Honoring the Saints
"Let no one disqualify you, insisting on asceticism and worship of angels, going on in detail about visions, puffed up without reason by his sensuous mind, and not holding fast to the Head."
If we want to learn from church history, we must look at both the errors and the successes of the Christian community. As the saying goes, "those who will not learn from the past are doomed to repeat it," so today we will look at a set of erroneous views and practices that remain points of contention—the cult of Mary and the saints.

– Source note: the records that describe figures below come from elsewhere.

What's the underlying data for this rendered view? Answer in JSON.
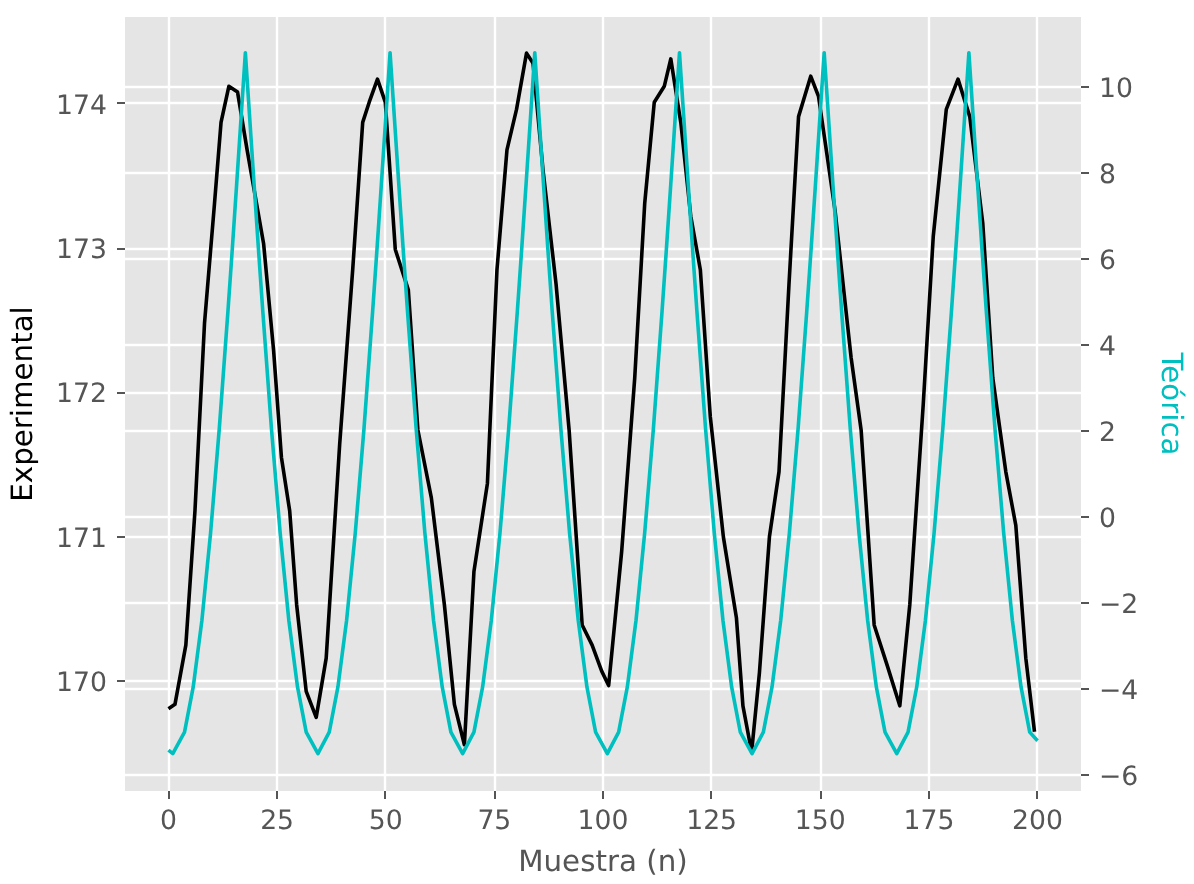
{
  "chart_data": {
    "type": "line",
    "xlabel": "Muestra (n)",
    "ylabel": "Experimental",
    "y2label": "Teórica",
    "xlim": [
      -10,
      210
    ],
    "xticks": [
      0,
      25,
      50,
      75,
      100,
      125,
      150,
      175,
      200
    ],
    "ylim": [
      169.24,
      174.6
    ],
    "yticks": [
      170,
      171,
      172,
      173,
      174
    ],
    "y2lim": [
      -6.37,
      11.63
    ],
    "y2ticks": [
      -6,
      -4,
      -2,
      0,
      2,
      4,
      6,
      8,
      10
    ],
    "grid": true,
    "series": [
      {
        "name": null,
        "color": "#000000",
        "x": [
          0,
          1.5,
          4,
          6.1,
          8.3,
          10.6,
          12.1,
          13.9,
          15.9,
          18.1,
          21.9,
          24.2,
          26,
          27.9,
          29.5,
          31.7,
          34,
          36.3,
          39.4,
          42.4,
          44.7,
          46.2,
          48.1,
          49.9,
          52.2,
          55.2,
          57.4,
          60.5,
          63.5,
          65.8,
          68.1,
          70.3,
          73.4,
          75.6,
          77.9,
          80.1,
          82.4,
          83.9,
          86.2,
          89.2,
          92.2,
          95.2,
          97.5,
          99.7,
          101.3,
          104.3,
          107.3,
          109.6,
          111.8,
          114.1,
          115.6,
          117.9,
          120.2,
          122.4,
          124.7,
          127.7,
          130.7,
          132.2,
          134.2,
          136,
          138.3,
          140.5,
          142.8,
          145,
          147.8,
          149.6,
          153.4,
          157.1,
          159.4,
          162.4,
          165.4,
          168.3,
          170.6,
          173.7,
          176,
          179,
          181.7,
          184.4,
          187.4,
          189.7,
          192.7,
          195,
          197.3,
          199.3
        ],
        "values": [
          169.81,
          169.84,
          170.25,
          171.18,
          172.48,
          173.31,
          173.87,
          174.12,
          174.08,
          173.68,
          173.03,
          172.29,
          171.55,
          171.18,
          170.53,
          169.93,
          169.75,
          170.16,
          171.64,
          172.85,
          173.87,
          174.01,
          174.17,
          174.01,
          172.99,
          172.71,
          171.74,
          171.27,
          170.53,
          169.84,
          169.56,
          170.76,
          171.37,
          172.85,
          173.68,
          173.96,
          174.35,
          174.28,
          173.54,
          172.75,
          171.74,
          170.39,
          170.25,
          170.07,
          169.97,
          170.9,
          172.1,
          173.31,
          174.01,
          174.12,
          174.31,
          173.87,
          173.22,
          172.85,
          171.83,
          171.0,
          170.44,
          169.83,
          169.51,
          170.06,
          171.0,
          171.45,
          172.75,
          173.91,
          174.19,
          174.05,
          173.26,
          172.24,
          171.74,
          170.39,
          170.11,
          169.83,
          170.53,
          171.92,
          173.08,
          173.96,
          174.17,
          173.91,
          173.17,
          172.1,
          171.45,
          171.08,
          170.16,
          169.65
        ]
      },
      {
        "name": null,
        "color": "#00bfbf",
        "axis": "y2",
        "x": [
          0,
          1,
          3.7,
          5.7,
          7.7,
          9.7,
          11.7,
          13.7,
          14.7,
          15.7,
          16.7,
          17.7,
          18.7,
          19.7,
          20.7,
          21.7,
          23.7,
          25.7,
          27.7,
          29.7,
          31.7,
          34.4,
          37,
          39,
          41,
          43,
          45,
          47,
          48,
          49,
          50,
          51,
          52,
          53,
          54,
          55,
          57,
          59,
          61,
          63,
          65,
          67.7,
          70.3,
          72.3,
          74.3,
          76.3,
          78.3,
          80.3,
          81.3,
          82.3,
          83.3,
          84.3,
          85.3,
          86.3,
          87.3,
          88.3,
          90.3,
          92.3,
          94.3,
          96.3,
          98.3,
          101,
          103.6,
          105.6,
          107.6,
          109.6,
          111.6,
          113.6,
          114.6,
          115.6,
          116.6,
          117.6,
          118.6,
          119.6,
          120.6,
          121.6,
          123.6,
          125.6,
          127.6,
          129.6,
          131.6,
          134.3,
          136.9,
          138.9,
          140.9,
          142.9,
          144.9,
          146.9,
          147.9,
          148.9,
          149.9,
          150.9,
          151.9,
          152.9,
          153.9,
          154.9,
          156.9,
          158.9,
          160.9,
          162.9,
          164.9,
          167.6,
          170.2,
          172.2,
          174.2,
          176.2,
          178.2,
          180.2,
          181.2,
          182.2,
          183.2,
          184.2,
          185.2,
          186.2,
          187.2,
          188.2,
          190.2,
          192.2,
          194.2,
          196.2,
          198.2,
          200
        ],
        "values": [
          -5.42,
          -5.5,
          -5.0,
          -3.95,
          -2.4,
          -0.36,
          2.06,
          4.8,
          6.25,
          7.75,
          9.27,
          10.8,
          9.27,
          7.75,
          6.25,
          4.8,
          2.06,
          -0.36,
          -2.4,
          -3.95,
          -5.0,
          -5.5,
          -5.0,
          -3.95,
          -2.4,
          -0.36,
          2.06,
          4.8,
          6.25,
          7.75,
          9.27,
          10.8,
          9.27,
          7.75,
          6.25,
          4.8,
          2.06,
          -0.36,
          -2.4,
          -3.95,
          -5.0,
          -5.5,
          -5.0,
          -3.95,
          -2.4,
          -0.36,
          2.06,
          4.8,
          6.25,
          7.75,
          9.27,
          10.8,
          9.27,
          7.75,
          6.25,
          4.8,
          2.06,
          -0.36,
          -2.4,
          -3.95,
          -5.0,
          -5.5,
          -5.0,
          -3.95,
          -2.4,
          -0.36,
          2.06,
          4.8,
          6.25,
          7.75,
          9.27,
          10.8,
          9.27,
          7.75,
          6.25,
          4.8,
          2.06,
          -0.36,
          -2.4,
          -3.95,
          -5.0,
          -5.5,
          -5.0,
          -3.95,
          -2.4,
          -0.36,
          2.06,
          4.8,
          6.25,
          7.75,
          9.27,
          10.8,
          9.27,
          7.75,
          6.25,
          4.8,
          2.06,
          -0.36,
          -2.4,
          -3.95,
          -5.0,
          -5.5,
          -5.0,
          -3.95,
          -2.4,
          -0.36,
          2.06,
          4.8,
          6.25,
          7.75,
          9.27,
          10.8,
          9.27,
          7.75,
          6.25,
          4.8,
          2.06,
          -0.36,
          -2.4,
          -3.95,
          -5.0,
          -5.2
        ]
      }
    ]
  }
}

The cult of Mary and the saints refers to those beliefs and practices that view the saints and the Virgin Mary as mediators between God and humanity. The Reformers and their heirs rejected these beliefs and practices, but they play a significant role in Roman Catholicism and Eastern Orthodoxy. We are not speaking merely of the desire to honor Mary and those who have gone before us. There is an appropriate way to honor godly people who have influenced the church for good. Paul's commendations of his fellow-workers and his call for believers to honor those who deserve it indicate that there is a way to honor others in a proper manner without detracting from the Lord's glory (Rom. 13:7; 16:1-16).

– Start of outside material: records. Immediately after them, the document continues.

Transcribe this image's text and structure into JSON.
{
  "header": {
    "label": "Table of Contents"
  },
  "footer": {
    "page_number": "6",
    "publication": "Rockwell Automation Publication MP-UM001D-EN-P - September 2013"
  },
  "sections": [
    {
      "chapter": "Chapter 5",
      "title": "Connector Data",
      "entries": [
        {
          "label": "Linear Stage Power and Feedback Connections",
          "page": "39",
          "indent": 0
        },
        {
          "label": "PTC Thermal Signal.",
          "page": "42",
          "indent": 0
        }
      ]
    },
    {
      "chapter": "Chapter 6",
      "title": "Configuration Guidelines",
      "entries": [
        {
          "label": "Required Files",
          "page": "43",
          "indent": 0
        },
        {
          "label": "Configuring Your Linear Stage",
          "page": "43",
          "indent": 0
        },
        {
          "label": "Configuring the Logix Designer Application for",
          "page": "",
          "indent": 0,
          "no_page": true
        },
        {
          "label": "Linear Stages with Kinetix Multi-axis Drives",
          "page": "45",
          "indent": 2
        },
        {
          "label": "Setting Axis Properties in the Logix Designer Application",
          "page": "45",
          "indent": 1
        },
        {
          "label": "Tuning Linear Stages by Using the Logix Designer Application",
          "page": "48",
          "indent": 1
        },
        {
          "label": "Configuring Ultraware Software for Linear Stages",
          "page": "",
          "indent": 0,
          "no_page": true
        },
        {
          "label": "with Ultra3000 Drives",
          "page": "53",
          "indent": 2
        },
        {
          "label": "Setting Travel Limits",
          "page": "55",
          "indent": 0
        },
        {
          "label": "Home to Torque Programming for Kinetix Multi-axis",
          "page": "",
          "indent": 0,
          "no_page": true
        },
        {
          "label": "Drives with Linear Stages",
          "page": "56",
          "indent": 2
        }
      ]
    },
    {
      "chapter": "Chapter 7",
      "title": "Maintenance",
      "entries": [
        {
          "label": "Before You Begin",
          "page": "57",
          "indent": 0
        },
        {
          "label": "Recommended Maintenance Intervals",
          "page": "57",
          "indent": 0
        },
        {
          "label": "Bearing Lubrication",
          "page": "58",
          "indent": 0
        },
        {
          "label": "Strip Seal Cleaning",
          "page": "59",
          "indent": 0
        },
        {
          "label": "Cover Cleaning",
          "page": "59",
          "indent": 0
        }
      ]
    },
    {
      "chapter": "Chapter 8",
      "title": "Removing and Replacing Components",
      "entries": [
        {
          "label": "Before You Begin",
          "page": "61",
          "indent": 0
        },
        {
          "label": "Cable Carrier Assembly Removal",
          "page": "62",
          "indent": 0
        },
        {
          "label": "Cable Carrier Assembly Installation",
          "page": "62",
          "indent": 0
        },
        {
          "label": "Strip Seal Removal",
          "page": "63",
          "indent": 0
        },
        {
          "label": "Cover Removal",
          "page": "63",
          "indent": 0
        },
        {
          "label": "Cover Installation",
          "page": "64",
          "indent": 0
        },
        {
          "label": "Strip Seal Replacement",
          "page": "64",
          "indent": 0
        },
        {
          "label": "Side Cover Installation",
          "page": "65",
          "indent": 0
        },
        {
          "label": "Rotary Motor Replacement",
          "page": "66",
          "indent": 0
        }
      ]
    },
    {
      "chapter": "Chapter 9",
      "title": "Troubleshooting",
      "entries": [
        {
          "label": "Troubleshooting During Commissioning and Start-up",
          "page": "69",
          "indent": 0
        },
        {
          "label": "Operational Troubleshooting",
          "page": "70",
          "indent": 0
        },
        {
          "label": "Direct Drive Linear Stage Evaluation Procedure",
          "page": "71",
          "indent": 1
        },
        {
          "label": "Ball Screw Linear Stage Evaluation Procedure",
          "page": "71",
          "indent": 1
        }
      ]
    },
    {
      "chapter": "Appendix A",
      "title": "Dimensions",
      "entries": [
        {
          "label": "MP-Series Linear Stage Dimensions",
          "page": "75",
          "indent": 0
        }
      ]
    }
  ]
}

In the cult of Mary and the saints, we see vestiges of hierarchicalism, a view that understands the world primarily in a hierarchical manner. The most important person—the emperor—holds the top place in the hierarchy, followed by noblemen, then merchants, and on down to peasants and slaves. The opposite of hierarchicalism is not the idea that hierarchy is inherently bad; rather, it is the idea that all people are created equal before God, that no person has more of a claim on Him than anyone else. Hierarchicalism in the ancient world said that the higher up on the ladder you were, the closer you were to the divine.

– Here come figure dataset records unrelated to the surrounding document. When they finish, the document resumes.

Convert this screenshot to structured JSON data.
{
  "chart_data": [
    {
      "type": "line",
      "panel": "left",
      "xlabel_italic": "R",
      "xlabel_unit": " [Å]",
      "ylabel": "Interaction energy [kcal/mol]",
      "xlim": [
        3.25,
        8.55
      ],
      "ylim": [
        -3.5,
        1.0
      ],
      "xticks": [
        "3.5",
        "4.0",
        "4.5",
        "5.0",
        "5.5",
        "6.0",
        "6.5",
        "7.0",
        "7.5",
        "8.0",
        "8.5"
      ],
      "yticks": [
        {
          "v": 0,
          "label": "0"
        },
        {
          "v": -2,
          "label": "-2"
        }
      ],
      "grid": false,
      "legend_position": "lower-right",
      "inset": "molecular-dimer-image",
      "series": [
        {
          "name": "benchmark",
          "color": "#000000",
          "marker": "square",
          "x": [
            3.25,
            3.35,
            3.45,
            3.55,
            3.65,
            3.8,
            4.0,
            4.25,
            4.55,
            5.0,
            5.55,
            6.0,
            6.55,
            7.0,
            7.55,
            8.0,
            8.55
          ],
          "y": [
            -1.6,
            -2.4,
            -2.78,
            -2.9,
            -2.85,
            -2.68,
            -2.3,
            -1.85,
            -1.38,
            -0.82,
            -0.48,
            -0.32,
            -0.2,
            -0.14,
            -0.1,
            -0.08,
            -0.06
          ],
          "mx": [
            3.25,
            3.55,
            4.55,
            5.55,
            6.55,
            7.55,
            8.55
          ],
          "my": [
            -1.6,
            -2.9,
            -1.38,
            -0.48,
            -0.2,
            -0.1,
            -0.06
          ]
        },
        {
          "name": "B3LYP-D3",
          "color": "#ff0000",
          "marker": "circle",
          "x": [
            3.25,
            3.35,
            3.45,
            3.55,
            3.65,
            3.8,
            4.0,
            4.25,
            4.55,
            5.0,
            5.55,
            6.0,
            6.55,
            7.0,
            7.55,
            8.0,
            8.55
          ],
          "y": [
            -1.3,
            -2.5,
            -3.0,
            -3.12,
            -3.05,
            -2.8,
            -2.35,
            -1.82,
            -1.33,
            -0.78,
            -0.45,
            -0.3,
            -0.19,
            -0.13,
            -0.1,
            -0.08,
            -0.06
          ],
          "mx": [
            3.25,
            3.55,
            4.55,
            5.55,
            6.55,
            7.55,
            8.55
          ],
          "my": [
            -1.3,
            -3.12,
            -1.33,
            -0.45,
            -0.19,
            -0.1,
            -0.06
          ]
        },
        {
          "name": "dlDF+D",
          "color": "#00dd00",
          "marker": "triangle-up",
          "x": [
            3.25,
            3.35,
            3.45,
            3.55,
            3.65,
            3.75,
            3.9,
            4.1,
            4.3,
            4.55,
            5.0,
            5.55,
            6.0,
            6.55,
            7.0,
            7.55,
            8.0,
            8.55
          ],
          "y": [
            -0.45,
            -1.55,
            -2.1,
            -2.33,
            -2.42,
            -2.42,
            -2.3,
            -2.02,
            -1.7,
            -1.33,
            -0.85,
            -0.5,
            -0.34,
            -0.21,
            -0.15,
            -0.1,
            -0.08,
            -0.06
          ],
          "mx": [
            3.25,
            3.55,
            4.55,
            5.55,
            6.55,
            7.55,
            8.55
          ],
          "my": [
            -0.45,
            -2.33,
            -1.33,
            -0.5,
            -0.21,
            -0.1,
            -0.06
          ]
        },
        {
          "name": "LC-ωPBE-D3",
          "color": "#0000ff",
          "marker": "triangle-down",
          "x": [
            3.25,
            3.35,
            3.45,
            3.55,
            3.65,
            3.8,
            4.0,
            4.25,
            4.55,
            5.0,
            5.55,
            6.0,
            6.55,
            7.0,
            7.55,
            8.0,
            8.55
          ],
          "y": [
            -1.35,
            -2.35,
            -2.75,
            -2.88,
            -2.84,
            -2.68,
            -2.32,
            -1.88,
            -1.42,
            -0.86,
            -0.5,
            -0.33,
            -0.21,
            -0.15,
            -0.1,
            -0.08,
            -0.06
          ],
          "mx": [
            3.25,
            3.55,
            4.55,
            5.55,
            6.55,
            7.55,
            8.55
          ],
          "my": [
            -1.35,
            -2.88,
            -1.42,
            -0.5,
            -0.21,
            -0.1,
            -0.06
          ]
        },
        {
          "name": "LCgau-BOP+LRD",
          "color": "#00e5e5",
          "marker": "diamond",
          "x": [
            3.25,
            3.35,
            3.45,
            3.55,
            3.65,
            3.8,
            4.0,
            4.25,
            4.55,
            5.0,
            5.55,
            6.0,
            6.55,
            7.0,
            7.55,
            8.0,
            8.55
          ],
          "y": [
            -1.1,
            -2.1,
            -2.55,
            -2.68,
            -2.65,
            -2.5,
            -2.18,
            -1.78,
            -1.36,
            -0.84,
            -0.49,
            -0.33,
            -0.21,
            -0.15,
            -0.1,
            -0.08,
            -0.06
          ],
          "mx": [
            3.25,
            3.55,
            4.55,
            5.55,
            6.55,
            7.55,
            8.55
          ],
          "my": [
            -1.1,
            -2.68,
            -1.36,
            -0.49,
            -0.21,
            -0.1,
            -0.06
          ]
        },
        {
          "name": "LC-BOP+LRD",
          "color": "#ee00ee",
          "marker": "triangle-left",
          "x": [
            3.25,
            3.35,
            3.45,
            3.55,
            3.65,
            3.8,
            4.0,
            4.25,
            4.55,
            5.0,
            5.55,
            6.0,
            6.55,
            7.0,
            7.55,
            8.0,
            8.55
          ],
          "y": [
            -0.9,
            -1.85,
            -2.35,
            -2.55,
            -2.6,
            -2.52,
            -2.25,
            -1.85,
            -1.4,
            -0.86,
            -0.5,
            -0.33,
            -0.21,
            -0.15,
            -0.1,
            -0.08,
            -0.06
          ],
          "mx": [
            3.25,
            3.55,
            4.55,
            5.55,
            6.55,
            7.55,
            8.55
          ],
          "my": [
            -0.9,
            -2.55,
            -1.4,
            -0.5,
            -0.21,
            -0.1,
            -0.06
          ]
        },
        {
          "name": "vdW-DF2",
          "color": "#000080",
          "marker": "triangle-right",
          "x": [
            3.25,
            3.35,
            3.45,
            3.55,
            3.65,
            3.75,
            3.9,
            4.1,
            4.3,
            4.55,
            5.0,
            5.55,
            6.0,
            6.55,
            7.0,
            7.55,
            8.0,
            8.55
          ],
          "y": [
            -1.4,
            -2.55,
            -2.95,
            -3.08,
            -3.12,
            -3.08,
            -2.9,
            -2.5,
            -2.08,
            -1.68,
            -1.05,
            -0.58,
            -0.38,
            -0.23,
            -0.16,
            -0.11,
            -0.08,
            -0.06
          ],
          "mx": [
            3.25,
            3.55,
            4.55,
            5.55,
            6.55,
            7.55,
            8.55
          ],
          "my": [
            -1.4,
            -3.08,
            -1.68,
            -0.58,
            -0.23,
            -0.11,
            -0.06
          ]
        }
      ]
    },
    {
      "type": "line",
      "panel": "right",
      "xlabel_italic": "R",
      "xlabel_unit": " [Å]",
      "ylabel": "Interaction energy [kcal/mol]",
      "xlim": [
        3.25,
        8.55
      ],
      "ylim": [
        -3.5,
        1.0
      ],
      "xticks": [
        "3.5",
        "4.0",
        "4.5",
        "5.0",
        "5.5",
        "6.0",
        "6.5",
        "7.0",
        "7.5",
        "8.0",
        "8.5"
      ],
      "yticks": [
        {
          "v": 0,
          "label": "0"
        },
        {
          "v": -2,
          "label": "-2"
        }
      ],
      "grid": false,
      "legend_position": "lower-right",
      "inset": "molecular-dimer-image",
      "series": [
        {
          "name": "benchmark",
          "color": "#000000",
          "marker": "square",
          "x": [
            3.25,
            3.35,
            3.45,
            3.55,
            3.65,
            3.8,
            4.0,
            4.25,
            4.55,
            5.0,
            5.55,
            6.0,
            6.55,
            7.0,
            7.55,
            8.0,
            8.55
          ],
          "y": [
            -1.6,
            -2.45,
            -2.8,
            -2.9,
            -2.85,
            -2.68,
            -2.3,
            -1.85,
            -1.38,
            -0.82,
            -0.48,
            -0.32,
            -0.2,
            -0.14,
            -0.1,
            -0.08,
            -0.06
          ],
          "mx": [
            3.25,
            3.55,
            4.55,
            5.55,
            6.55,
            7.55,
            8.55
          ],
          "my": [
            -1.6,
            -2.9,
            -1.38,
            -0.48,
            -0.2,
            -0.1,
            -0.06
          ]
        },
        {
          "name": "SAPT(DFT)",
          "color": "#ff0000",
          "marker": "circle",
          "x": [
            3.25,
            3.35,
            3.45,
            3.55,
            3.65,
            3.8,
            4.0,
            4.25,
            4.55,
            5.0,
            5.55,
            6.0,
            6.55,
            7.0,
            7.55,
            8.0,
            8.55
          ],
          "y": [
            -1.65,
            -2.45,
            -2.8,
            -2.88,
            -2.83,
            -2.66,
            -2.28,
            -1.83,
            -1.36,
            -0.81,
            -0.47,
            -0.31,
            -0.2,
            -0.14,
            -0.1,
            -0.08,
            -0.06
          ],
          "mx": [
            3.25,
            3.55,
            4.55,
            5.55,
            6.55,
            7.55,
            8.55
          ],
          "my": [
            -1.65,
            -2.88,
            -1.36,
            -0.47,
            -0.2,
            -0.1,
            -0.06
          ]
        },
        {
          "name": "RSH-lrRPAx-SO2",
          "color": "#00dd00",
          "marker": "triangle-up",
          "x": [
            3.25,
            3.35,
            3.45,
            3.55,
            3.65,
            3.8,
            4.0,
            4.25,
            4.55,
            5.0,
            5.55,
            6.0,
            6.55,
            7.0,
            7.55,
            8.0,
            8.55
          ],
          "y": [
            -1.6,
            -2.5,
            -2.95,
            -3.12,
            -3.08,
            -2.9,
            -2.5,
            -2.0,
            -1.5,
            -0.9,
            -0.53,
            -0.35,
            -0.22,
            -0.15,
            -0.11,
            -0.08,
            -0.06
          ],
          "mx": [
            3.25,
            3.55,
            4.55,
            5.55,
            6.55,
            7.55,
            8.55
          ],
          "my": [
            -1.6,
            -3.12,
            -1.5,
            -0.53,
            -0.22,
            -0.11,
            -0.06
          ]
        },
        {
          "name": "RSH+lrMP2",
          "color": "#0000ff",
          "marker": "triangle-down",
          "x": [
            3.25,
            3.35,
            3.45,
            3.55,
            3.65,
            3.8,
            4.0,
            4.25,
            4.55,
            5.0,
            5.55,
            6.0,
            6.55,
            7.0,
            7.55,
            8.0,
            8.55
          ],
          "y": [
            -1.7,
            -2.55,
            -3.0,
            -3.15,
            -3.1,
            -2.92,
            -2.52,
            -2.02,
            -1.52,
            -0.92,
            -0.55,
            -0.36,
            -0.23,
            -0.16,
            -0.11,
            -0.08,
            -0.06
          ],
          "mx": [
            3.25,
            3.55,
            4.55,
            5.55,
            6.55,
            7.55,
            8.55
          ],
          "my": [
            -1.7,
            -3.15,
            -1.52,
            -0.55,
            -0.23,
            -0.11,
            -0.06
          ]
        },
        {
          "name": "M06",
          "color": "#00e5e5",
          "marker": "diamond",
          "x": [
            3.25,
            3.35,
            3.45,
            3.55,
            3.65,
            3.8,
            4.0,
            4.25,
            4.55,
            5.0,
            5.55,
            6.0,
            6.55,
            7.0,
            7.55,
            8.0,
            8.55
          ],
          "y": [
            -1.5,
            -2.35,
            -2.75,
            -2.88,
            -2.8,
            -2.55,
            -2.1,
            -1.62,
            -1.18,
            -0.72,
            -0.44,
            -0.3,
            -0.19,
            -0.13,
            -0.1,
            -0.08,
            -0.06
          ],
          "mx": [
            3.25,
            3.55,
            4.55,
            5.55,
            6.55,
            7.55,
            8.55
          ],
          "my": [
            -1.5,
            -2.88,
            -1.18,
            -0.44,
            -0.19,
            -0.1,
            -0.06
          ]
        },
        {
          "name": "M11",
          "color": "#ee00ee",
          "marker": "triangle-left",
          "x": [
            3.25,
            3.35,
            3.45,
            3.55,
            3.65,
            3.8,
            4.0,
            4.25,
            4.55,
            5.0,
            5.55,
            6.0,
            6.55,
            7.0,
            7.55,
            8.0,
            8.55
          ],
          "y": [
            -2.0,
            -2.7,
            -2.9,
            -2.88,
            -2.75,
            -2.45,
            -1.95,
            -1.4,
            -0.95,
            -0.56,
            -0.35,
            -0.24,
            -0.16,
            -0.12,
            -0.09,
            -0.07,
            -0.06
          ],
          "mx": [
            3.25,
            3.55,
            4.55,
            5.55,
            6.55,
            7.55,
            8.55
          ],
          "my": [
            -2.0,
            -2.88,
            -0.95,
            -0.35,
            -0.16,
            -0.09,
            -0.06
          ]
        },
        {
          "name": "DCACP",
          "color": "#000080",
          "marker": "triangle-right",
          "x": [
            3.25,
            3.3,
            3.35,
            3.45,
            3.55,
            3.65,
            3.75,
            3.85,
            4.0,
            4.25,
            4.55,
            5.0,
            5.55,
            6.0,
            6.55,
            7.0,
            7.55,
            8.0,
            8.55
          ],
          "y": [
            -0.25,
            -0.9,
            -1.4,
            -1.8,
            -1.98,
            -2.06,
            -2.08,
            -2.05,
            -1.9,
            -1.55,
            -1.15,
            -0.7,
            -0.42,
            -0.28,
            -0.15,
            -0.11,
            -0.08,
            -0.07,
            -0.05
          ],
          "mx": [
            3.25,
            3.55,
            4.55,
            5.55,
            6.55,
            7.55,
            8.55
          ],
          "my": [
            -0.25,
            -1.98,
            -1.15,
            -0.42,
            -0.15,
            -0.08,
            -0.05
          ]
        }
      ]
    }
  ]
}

We are always affected by the prevailing worldview, and over time, Christian piety adopted hierarchicalism with respect to the cult of Mary and the saints. In this hierarchy, God is at the top, and just below Him are those who achieved a high degree of sanctification in their lives, followed by those who are less holy, and on down the line. Since the emperor was inclined to listen more readily to those near the top of the hierarchy, it was easy for ancient Christians to think that the Lord would be more disposed to listen to Mary and the saints than He would to the ordinary Christian.
However, asking the departed to make intercession for us, no matter how well-intentioned, cannot be justified on a biblical basis. Scripture calls us to pray to God alone through Christ—the only Mediator (1 Tim. 2:5).
Coram Deo
One of the most significant achievements of the Protestant Reformation was the recovery of the biblical truth that Christ is the sole Mediator between God and man. When this truth is proclaimed, we have confidence to approach the Lord with humility, to see Him as our Father who loves us and wants us to come to Him with all of our needs, no matter how insignificant we think they happen to be.